Hey guys im confused my comeputer passes required specs for world of warcraft yet i get some bad fps
on http://www.systemrequirementslab.com/referrer/srtest it gives you a list of games you pick and it tells you if you will lag and my is the best it can go and i lag
i have 
CPU: 2 processors running - Intel(R) Pentium(R) D CPU 2.80GHz 
CPU Speed: 2.80 GHz Performance Rated at 5.04 GHz 
System RAM:1.55 GB 
Operating System
Microsoft Windows Vista Home Premium Edition, 32-bit (Build Service Pack 16001) 
Video Card
:NVIDIA GeForce 7300 GT (GeForce 7300 GT)


----------



## koala (Mar 27, 2005)

You've overclocked the CPUs from 1.4 to 3.1GHz? Wow! What method did you use to overclock? Are the ratios good?

What kind of PSU and cooling system do you have? Are your voltages stable? What temperatures do you get at idle and during gameplay?
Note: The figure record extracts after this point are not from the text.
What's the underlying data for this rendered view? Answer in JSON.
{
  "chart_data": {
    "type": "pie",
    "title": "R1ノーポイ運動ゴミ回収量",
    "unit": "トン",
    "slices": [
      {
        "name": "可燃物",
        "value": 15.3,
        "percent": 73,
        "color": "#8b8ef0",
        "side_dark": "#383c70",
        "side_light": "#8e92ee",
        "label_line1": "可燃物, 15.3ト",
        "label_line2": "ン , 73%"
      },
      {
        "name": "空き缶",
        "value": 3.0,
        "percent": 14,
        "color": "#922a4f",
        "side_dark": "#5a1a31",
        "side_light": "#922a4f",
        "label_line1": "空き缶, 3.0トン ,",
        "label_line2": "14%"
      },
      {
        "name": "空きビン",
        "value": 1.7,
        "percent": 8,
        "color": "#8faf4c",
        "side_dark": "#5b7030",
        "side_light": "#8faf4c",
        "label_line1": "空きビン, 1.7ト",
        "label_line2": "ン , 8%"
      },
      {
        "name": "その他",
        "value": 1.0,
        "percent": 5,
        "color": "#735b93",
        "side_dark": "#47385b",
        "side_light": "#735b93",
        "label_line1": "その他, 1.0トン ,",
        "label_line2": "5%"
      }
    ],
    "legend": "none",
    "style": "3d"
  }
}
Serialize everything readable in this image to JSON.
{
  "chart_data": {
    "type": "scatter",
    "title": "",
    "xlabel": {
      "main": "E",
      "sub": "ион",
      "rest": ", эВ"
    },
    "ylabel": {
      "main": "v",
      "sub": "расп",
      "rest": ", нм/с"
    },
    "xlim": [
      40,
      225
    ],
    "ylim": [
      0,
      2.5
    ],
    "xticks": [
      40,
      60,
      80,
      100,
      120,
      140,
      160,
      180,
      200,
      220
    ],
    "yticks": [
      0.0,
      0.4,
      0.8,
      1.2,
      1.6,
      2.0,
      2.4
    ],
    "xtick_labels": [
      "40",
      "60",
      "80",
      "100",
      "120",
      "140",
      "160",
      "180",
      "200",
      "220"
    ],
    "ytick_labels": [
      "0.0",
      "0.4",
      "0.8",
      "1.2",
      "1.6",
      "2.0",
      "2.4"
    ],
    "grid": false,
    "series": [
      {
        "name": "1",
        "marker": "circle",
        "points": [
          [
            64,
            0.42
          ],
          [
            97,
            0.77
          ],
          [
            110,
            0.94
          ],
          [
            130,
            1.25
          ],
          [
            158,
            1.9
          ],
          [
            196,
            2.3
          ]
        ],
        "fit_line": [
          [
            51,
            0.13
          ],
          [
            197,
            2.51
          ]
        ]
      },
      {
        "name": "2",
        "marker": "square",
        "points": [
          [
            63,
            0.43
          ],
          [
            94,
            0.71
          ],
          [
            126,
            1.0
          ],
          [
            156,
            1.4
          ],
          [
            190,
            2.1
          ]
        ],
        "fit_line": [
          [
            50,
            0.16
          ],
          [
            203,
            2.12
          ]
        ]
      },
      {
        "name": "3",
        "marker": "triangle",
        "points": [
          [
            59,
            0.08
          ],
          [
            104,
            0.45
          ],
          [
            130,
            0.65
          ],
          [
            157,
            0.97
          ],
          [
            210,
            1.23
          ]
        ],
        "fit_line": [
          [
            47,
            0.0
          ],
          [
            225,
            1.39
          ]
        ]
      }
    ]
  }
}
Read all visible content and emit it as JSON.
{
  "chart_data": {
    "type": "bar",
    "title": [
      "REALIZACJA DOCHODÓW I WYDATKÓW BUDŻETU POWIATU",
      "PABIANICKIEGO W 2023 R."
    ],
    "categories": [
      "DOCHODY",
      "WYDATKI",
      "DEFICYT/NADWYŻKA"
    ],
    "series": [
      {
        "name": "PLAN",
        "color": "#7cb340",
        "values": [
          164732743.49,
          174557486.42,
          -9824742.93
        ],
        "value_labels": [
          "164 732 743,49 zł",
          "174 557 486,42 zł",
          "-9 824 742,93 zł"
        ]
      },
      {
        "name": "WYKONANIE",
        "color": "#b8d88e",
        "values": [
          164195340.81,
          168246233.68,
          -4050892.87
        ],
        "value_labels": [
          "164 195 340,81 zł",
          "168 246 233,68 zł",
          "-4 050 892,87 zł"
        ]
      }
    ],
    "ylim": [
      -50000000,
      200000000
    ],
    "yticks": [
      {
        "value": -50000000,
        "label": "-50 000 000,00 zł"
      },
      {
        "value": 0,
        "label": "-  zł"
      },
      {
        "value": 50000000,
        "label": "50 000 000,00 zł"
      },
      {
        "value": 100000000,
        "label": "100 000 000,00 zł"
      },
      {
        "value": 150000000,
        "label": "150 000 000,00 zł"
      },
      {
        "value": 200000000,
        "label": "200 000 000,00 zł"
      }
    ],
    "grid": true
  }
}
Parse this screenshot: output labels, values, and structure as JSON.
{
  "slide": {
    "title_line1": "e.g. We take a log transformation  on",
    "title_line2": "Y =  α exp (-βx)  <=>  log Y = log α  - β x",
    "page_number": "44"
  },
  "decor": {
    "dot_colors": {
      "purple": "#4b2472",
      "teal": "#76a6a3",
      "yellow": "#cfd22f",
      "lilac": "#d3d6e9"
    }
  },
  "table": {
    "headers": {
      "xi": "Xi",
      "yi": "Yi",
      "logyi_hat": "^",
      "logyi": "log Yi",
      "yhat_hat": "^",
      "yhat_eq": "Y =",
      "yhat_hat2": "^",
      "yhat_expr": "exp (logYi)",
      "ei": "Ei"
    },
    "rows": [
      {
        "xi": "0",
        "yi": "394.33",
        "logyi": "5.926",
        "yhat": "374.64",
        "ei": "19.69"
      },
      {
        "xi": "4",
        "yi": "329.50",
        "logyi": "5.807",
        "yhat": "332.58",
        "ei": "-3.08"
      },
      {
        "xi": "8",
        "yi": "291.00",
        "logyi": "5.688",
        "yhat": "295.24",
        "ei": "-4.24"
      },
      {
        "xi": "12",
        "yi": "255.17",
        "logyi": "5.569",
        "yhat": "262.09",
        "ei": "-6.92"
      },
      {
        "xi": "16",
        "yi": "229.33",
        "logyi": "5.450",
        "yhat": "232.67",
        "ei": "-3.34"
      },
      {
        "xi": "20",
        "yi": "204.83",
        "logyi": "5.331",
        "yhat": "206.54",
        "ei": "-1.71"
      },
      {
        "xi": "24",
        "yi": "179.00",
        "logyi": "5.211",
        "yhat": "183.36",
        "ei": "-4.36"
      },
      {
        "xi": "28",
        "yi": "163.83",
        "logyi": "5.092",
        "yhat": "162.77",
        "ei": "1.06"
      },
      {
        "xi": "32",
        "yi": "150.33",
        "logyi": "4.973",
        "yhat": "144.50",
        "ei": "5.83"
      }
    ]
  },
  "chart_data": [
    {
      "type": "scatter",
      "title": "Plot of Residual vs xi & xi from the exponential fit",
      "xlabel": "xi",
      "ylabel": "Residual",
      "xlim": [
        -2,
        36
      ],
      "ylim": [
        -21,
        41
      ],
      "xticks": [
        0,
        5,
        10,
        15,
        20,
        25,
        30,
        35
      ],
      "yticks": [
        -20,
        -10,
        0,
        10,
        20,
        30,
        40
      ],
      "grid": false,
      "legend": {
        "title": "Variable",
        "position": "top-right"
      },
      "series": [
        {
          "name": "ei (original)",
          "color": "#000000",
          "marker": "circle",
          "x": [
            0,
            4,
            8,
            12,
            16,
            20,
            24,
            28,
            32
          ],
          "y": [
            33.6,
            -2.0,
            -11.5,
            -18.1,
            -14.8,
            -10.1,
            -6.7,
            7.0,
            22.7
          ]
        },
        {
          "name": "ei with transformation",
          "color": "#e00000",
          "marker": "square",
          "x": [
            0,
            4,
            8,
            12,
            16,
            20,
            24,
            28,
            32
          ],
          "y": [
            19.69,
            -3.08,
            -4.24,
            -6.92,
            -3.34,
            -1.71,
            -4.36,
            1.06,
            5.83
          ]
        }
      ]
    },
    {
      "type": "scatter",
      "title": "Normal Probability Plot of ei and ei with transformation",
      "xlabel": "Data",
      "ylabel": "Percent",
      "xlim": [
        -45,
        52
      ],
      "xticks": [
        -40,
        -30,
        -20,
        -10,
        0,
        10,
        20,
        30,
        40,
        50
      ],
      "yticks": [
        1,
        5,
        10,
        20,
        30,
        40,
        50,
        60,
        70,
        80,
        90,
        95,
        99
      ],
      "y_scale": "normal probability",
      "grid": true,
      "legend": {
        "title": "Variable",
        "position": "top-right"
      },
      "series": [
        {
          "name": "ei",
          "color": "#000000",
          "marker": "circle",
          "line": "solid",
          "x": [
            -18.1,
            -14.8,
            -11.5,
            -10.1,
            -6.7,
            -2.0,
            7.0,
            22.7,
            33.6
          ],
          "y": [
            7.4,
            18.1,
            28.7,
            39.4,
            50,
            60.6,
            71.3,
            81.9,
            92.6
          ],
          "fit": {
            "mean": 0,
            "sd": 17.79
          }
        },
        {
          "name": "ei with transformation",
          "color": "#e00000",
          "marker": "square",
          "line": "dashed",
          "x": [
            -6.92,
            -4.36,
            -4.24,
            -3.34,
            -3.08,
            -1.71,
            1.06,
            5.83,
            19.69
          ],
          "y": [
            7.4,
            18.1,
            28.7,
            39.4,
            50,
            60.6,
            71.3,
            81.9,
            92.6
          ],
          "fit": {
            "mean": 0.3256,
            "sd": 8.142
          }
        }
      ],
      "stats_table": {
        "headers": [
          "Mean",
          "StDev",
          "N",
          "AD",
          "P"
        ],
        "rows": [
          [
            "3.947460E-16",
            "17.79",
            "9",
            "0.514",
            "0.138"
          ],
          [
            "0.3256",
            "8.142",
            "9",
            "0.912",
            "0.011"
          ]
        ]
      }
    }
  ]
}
EDIT: I've merged your 2 threads because they're probably both related to the overclock. Have you tried running at default speeds and default BIOS settings?


----------



## garettrules (Jul 8, 2008)

Well aculey on other sites now it says CPU: 2 processors running - Intel(R) Pentium(R) D CPU 2.80GHz CPU Speed: 2.80 GHz Performance Rated at 5.04 GHz so 5.04 ghz lol but i have my pc when you goto controll panel then there a thing called performance i go to that then adjusted the power setting to max performance and i have the visuals on max performance and where can i check voltage stables,temp, and PSU cooling


----------



## garettrules (Jul 8, 2008)

Anyone know how to put it back to basic?


----------



## Aus_Karlos (Mar 10, 2007)

Clear the CMOS via the jumper on your Motherboard. Read your motherboard's manual to locate the jumper.


----------